In December 2019, NCSEA participated in an evidentiary hearing in the Friesian Solar docket in front of the North Carolina Utilities Commission (NCUC). In evidentiary hearings, it is expected that participants submit a post-hearing brief after the conclusion of the hearing. Earlier this week, NCSEA submitted a Post-Hearing Brief in the Application of Friesian Holdings, LLC (Friesian) for a Certificate of Public Convenience and Necessity (CPCN).

As a brief introduction, the Friesian case is significant because the proposed facility would trigger (and require) millions of dollars’ worth of grid updates in the southeastern part of North Carolina. These grid improvements would facilitate extensive solar development in that part of the state, which is currently facing a huge backlog in systems waiting to be interconnected due to the outdated and insufficient grid infrastructure. In both the hearing and the post-hearing brief, NCSEA makes the case that Friesian has complied with all necessary requirements; demonstrated that the facility is consistent with the public convenience; and demonstrated necessity for the project and should be granted a CPCN.
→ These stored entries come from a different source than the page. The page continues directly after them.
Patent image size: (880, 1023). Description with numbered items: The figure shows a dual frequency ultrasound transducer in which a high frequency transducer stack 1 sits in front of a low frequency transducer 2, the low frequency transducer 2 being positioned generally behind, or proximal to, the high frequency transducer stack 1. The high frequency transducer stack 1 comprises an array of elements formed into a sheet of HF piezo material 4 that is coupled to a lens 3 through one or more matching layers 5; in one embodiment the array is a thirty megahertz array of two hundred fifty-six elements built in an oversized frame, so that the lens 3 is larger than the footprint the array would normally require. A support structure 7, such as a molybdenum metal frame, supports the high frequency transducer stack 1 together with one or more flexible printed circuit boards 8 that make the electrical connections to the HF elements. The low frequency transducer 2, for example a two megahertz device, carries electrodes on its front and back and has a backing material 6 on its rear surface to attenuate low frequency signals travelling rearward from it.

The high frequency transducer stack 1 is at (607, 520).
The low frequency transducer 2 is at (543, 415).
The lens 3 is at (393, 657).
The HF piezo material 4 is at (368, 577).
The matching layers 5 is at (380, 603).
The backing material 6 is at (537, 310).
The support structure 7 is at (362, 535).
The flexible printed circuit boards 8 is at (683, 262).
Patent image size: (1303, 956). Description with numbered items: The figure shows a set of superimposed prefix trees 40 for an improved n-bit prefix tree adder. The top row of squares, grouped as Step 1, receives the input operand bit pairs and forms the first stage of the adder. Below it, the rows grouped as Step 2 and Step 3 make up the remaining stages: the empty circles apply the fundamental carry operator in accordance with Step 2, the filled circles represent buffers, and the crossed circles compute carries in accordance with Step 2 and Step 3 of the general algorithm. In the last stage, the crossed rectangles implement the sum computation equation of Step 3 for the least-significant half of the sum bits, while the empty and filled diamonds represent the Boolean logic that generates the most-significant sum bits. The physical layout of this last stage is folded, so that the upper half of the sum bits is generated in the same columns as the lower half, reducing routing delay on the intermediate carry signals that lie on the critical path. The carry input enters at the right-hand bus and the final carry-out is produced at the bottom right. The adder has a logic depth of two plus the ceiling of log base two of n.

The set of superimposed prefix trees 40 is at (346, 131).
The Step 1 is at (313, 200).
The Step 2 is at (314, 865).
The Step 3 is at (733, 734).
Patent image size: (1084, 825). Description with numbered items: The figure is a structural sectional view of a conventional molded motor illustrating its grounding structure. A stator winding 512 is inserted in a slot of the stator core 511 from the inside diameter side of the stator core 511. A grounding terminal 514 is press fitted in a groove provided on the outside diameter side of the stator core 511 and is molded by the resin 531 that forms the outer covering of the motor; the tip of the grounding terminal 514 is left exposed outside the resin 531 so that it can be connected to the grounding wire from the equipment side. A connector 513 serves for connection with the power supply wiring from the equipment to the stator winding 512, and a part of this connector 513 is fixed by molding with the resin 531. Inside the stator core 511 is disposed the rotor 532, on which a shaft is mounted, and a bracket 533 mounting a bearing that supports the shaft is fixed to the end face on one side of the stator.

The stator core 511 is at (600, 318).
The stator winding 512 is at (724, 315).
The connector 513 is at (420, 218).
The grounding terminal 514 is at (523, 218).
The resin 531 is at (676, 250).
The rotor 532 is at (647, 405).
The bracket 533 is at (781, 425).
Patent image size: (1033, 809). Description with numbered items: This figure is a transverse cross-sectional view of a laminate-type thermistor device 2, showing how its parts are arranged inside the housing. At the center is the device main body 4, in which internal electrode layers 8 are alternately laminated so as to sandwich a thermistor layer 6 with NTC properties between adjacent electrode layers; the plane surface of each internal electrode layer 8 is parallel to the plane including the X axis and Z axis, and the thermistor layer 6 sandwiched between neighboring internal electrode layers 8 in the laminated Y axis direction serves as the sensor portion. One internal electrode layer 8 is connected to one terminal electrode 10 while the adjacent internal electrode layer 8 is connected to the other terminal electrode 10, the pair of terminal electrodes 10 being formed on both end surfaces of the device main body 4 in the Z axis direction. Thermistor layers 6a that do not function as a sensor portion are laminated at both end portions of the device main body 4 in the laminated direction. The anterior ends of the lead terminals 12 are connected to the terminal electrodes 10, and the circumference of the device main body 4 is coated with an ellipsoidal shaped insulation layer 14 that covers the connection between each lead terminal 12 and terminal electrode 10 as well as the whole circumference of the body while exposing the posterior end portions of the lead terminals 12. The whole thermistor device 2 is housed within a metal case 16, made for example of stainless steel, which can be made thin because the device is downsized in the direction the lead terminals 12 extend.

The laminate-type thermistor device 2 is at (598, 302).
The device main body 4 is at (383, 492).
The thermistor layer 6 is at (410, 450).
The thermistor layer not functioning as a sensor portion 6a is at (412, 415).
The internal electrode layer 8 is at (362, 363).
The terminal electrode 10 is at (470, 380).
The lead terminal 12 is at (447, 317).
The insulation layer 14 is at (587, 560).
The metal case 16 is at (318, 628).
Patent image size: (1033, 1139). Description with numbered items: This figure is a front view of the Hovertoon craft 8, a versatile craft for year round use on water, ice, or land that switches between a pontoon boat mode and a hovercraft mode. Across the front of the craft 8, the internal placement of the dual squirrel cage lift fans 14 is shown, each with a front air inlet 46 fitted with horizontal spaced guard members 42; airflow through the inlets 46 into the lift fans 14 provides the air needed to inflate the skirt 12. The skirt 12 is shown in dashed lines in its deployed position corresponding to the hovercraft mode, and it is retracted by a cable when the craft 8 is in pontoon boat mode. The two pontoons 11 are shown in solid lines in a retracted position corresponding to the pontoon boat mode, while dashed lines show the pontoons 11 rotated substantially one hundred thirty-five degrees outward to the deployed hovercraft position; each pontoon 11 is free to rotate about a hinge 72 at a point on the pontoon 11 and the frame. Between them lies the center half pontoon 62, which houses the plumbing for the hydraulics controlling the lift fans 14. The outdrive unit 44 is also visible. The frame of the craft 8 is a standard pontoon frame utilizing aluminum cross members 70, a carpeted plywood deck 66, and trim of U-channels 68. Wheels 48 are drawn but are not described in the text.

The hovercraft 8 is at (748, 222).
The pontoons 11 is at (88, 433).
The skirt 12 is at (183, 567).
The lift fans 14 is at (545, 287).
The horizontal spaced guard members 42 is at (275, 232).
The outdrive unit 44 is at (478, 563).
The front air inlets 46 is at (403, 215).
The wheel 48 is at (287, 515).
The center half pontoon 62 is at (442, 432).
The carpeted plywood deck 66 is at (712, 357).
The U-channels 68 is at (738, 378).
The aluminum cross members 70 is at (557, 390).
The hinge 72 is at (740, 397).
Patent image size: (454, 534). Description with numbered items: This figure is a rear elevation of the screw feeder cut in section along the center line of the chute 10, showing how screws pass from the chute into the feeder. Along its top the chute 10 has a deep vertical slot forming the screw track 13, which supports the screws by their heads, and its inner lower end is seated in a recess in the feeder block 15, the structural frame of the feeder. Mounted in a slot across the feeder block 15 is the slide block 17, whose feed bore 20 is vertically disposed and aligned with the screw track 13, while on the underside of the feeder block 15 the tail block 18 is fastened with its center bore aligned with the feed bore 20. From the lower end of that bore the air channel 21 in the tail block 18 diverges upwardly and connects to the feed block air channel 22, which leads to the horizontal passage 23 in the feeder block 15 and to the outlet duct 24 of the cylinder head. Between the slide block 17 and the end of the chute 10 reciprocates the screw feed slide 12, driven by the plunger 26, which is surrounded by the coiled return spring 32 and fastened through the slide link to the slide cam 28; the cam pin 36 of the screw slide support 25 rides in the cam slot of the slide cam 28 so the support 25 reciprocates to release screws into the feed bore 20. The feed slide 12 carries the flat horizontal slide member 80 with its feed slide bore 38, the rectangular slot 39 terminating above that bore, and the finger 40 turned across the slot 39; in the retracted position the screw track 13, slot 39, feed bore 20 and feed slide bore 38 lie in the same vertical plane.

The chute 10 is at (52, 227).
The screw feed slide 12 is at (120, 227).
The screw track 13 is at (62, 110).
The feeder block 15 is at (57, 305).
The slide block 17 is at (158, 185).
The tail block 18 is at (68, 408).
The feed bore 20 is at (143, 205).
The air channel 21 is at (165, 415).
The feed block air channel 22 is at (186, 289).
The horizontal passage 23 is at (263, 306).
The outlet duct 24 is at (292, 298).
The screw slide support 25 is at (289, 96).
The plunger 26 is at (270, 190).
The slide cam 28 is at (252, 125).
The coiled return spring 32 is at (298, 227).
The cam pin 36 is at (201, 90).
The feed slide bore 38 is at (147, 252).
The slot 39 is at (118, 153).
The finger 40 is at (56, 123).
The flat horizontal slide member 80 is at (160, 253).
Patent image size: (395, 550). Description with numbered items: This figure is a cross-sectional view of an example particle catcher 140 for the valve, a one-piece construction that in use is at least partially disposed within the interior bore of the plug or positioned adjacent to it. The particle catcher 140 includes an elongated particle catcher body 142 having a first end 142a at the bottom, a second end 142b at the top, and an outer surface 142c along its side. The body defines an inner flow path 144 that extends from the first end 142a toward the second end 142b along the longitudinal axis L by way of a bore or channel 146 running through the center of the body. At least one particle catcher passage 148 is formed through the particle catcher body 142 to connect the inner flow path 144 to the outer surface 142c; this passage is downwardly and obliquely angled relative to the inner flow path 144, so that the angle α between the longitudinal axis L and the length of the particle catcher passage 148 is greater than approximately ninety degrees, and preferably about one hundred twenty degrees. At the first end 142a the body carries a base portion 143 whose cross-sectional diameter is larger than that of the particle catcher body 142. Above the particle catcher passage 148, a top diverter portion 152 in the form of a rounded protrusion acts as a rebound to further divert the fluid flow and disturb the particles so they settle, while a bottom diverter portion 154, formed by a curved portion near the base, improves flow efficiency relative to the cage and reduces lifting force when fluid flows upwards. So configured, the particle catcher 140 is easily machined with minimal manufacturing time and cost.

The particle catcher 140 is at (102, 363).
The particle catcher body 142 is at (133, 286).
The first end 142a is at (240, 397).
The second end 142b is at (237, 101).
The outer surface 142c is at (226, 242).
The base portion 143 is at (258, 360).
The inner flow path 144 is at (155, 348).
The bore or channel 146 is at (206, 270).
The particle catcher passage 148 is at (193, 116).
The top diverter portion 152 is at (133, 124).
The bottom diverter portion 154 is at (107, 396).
Grid updates of any kind have a cost and supporting a proposal that could increase costs for ratepayers is something NCSEA does not take lightly. However, NCSEA strongly believes that Friesian’s proposed facility would be integral in achieving our greenhouse gas emission reduction goals as part of Executive Order #80 (EO80). The updates would also allow for significant cost savings for new solar systems in the area interconnected after Friesian as they would not be required to make further grid updates due to the Friesian updates.

In the post-hearing brief, NCSEA lays out the reasons that the NCUC should grant Friesian a CPCN. Some of these include:

  • North Carolina’s emissions reduction goals: without the system upgrades triggered by Friesian, it is likely our state would fall dramatically behind in our emission reduction goals.
  • The southeastern part of the state needs significant grid improvements to support the interconnection of the amount of solar systems we will need to meet the goals laid out in the Clean Energy Plan.
  • In the evidentiary hearing, a witness for Friesian quantified the benefits of meeting various emissions goals by testifying that a 51 percent reduction in CO2 emissions could lead to health benefits of nearly $445 million.
  • Friesian has successfully demonstrated “need”: the merchant power generated from the Friesian facility would be sold to the North Carolina Electric Membership Corporation (NCEMC). The clean power purchased from Friesian by NCEMC helps to fulfill NCEMC’s need to procure clean energy. Independent power producers, such as Friesian, are required to demonstrate “need” for a proposed system when applying for a merchant plant under a regulatory ruled called Rule R8-63. Here, the need is NCEMC’s contract showing a desire to procure clean energy. In executing a power purchase agreement with NCEMC, Friesian has demonstrated need.
  • Duke’s need for new generation is irrelevant: one of the objections to Friesian is that it does not satisfy the needs for new generation shown in Duke Energy Progress’ (DEP) integrated resource plan (IRP). NCSEA contends that the needs of DEP are irrelevant in this proceeding, because Friesian’s generation is being sold to NCEMC, not DEP.

NCSEA believes that the Friesian project is in the public interest and in the best interests of the State of North Carolina. Our team will continue to monitor this docket closely, and will update our members whenever we have further information from the NCUC.